A rotary transfer machine is a machine tool, typically for metal working by machining, comprising a large indexing table with machining stations surrounding the table. Such rotary transfer machines are used for producing a large number of parts in fairly short cycle times.

==Operation==
In rotary transfer machines, the workpieces are located and clamped in pallet type fixtures that are indexed in a circular path. During one cycle, sequential machining operations are performed simultaneously on the workpieces. The indexed table turns vertically or horizontally, and its movement could be continuous or intermittent. As the indexing table turns, the subsequent machining operation is repeated on the workpiece which was just machined by the previous station. This design combines automated part feed with simultaneous operations, enabling rapid completion of parts.

==Applications==
Rotary transfer machines are commonly used for the mass-production of metal parts in the automotive industry and for pneumatic and hydraulic fittings. The parts can range from simple to complex, depending on the layout of the machining tool, which is often custom-designed for the manufacturing of a single part or family of parts.
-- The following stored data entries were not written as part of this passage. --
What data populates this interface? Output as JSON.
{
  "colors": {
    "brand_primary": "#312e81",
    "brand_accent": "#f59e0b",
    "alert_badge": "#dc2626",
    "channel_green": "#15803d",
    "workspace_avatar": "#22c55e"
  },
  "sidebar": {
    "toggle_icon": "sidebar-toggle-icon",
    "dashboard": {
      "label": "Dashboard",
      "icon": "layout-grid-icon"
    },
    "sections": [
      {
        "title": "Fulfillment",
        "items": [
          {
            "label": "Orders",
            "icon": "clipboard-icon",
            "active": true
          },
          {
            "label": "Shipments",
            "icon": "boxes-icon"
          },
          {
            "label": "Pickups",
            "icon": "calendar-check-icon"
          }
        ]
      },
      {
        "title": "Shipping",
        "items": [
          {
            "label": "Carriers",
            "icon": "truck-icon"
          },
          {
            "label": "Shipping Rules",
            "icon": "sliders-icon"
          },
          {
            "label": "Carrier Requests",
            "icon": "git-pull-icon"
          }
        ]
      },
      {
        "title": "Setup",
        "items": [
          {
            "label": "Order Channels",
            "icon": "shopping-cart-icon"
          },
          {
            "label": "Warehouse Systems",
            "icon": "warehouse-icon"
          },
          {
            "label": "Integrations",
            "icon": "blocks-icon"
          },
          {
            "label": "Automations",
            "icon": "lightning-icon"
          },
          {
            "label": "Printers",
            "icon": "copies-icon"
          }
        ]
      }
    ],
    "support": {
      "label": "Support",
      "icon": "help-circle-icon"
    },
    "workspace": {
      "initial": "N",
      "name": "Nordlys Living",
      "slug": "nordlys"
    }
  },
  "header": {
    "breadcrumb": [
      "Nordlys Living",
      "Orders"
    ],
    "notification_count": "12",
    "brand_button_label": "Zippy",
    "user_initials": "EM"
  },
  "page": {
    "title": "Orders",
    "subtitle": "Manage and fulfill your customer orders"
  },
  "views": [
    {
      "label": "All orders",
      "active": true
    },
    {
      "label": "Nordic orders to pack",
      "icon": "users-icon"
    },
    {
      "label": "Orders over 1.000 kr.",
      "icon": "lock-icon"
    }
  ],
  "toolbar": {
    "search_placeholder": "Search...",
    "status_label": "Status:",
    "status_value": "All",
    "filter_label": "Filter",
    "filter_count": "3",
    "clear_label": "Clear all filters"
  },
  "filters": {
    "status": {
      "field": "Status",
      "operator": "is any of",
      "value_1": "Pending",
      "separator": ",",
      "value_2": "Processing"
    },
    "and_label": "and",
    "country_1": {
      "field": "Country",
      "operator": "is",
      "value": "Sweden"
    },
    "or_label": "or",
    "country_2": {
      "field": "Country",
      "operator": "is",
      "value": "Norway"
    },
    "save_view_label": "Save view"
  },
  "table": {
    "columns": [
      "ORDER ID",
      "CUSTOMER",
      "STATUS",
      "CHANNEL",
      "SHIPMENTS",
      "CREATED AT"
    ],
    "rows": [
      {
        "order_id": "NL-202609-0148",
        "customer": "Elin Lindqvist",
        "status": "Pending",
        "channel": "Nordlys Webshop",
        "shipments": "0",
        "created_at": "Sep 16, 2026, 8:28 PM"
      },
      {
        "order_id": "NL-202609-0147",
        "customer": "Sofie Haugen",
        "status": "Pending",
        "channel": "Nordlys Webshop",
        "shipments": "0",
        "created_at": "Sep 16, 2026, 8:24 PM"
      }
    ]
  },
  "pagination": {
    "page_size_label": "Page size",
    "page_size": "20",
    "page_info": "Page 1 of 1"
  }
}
Rotary arrangement presents a compact arrangement that saves floor space. The annual production capacity of one rotary transfer machine can range from 100'000 units to tens of millions of units.

Rotary transfer machines can generally cope with all standard machining operations like turning, milling, drilling, reaming, threading, recessing, marking, deburring, etc... for sizes ranging more or less from a fingernail up to a backpack.